First, a little bit of history. Until 1982, outside of situations where the I.R.S. could prove an affirmative attempt to evade tax, the only sanction for errors on returns was the negligence penalty of I.R.C. § 6653(a). That penalty was imposed at the rate of five percent and did not bear any interest, so that in the view of many it was an encouragement for people to play the "audit lottery," since owing the tax, that penalty and interest (for the use of the money) wasn't a high risk operation. As a result, the penalty has been transformed over the years into the current version of I.R.C. § 6662, which is the penalty statute presently in existence. That penalty applies at the rate of 20% to negligence, including intentional disregards of rules and regulations; a valuation overstatement in excess of 150% of the correct value; or for a "substantial understatement of tax," which means a deficiency in excess of 10% of the amount of tax which should appear on the taxpayer's return, or $5,000, and the absence of either a disclosure statement filed with that return, or "substantial authority" for the reporting position.
With that in mind, let’s focus on how this scheme works in practice. In perhaps the most basic situation, we have a taxpayer who seeks to avoid the accuracy penalty because he relied on tax preparation software. Recently, a gentleman named David Parker found himself liable for taxes and asserted that the penalty should be waived on the basis of "reasonable cause" for that reason, and even claimed to consult with experts at the software company. Unfortunately, when the Tax Court reviewed the evidence, it was unpursuaded that Mr. Parker had in fact followed the protocols of the software, used it properly, and believed in the accuracy of what was produced.

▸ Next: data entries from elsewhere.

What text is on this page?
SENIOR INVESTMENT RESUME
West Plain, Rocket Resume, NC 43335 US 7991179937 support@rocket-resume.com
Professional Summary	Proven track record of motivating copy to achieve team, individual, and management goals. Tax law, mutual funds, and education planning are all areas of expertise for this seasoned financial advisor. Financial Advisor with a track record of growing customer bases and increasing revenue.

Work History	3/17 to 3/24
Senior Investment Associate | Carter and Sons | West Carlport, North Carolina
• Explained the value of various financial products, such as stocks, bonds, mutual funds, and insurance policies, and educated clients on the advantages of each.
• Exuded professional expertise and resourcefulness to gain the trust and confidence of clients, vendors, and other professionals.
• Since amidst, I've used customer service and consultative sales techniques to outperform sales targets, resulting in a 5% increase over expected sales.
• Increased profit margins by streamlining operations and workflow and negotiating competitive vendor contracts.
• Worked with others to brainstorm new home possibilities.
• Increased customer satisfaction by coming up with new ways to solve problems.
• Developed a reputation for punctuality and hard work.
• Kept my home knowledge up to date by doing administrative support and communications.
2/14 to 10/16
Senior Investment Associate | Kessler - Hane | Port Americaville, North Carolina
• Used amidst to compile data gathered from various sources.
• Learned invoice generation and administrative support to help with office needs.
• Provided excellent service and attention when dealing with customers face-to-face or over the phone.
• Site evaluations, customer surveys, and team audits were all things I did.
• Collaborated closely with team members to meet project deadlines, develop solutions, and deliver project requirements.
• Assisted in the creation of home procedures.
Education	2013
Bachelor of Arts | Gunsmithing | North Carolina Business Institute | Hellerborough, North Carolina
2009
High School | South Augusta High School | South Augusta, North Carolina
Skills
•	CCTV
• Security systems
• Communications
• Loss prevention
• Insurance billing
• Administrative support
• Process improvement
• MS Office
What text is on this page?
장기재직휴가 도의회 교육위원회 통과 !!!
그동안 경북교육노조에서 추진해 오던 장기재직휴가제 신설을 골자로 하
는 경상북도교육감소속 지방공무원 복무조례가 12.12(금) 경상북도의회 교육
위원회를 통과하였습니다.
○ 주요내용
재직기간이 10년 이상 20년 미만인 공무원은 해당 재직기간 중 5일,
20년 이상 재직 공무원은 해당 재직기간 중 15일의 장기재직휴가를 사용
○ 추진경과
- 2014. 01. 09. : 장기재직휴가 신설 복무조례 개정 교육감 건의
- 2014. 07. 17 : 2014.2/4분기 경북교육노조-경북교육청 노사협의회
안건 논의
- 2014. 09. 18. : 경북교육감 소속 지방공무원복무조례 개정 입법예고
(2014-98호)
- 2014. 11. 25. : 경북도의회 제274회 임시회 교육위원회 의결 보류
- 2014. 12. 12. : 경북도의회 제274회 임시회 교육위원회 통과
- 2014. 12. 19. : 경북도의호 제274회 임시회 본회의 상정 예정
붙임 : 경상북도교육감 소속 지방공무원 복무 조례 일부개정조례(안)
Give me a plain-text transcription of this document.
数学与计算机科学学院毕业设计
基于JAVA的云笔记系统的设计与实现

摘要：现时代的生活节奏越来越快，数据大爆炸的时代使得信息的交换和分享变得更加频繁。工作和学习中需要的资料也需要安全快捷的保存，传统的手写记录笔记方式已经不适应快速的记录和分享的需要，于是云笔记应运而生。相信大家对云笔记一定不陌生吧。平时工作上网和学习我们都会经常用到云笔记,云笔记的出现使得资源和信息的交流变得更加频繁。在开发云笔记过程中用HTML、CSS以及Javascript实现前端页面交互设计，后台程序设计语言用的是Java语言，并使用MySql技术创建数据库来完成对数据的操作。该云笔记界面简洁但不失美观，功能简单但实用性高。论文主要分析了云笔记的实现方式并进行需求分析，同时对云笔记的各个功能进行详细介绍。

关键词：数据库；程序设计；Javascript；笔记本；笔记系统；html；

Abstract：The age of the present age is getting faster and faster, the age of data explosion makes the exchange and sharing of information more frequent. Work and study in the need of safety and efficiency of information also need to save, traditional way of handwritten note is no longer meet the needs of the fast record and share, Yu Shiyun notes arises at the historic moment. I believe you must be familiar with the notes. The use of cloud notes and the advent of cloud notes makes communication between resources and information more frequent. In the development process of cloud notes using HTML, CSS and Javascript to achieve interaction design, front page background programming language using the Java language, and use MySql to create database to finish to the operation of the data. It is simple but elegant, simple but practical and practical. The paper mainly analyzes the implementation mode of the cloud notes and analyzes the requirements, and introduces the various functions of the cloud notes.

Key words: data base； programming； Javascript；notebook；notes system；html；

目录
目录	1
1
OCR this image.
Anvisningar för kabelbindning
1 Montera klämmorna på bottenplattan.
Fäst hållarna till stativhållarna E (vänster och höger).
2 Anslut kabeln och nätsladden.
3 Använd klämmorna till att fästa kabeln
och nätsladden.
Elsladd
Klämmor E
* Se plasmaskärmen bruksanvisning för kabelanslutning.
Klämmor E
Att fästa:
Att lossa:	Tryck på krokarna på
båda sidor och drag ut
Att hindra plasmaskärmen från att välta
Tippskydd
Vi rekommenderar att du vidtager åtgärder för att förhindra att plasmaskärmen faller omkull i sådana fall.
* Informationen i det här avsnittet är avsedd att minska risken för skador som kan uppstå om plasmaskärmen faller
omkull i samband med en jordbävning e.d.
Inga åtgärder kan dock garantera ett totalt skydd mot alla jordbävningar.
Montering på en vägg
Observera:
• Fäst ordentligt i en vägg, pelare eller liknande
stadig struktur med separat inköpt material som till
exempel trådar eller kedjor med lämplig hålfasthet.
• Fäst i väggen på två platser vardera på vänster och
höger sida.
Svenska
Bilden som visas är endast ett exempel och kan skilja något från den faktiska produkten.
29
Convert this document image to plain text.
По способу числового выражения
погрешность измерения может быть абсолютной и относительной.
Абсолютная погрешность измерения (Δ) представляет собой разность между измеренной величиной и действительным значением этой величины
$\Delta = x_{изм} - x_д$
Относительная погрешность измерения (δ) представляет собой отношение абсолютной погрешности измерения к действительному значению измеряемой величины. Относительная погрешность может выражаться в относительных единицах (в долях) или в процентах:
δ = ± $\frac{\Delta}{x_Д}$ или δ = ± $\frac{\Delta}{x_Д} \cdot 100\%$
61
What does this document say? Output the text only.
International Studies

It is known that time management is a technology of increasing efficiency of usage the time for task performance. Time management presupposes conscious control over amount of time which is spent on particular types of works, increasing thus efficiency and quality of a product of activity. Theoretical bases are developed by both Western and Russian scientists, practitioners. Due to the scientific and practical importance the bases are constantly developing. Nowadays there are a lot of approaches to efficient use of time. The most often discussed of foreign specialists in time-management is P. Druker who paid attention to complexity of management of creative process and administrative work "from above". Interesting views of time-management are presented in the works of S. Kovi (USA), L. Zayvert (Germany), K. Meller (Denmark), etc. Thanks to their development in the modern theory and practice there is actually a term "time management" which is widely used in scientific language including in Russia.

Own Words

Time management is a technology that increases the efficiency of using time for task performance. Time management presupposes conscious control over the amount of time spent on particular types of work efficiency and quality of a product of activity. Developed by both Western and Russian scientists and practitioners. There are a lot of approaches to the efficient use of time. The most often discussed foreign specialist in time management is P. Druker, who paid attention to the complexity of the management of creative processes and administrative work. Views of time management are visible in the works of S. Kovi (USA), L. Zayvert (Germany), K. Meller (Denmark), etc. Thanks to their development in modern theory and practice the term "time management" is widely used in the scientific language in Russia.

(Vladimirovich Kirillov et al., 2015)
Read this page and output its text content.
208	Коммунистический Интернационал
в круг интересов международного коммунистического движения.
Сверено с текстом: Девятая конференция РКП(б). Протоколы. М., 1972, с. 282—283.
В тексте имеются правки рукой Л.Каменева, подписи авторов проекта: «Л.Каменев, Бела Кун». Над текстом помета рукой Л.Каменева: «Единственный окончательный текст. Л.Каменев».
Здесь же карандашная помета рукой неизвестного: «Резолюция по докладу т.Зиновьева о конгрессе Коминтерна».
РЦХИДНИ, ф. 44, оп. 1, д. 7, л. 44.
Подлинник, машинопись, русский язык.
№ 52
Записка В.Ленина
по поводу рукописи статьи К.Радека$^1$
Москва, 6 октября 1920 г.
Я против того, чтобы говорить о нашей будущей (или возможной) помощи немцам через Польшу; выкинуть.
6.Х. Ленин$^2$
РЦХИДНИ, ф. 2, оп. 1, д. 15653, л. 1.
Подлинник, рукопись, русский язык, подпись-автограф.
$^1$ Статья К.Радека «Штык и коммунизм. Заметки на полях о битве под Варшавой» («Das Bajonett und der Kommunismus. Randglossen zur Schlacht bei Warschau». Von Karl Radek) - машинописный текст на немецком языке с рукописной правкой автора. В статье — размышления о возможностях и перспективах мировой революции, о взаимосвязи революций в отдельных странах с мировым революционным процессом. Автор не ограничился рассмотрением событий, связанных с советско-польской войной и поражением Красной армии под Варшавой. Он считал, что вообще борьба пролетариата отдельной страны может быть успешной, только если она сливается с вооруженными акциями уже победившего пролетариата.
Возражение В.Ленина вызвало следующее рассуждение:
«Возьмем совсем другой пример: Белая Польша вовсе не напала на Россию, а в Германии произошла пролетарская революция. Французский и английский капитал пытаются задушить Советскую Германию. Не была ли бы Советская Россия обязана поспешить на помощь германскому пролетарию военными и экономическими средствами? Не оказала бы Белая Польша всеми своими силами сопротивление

He is not the first taxpayer whose claimed reliance on software has been rebuffed, several who lost their cases could not show that they used the software correctly and made no mistakes themselves, such as entering personal expenses as if they were deductions. Ronald Thompson, whose case is reported at T.C. Memo 2007-174, prevailed on the “software defense” because he showed that he made no mistakes and reasonably relied on the product to prepare an accurate return.
In other words, a “do it yourselfer” can avoid the accuracy penalty, but must do more than point to the software if something goes wrong as if it provides a complete defense.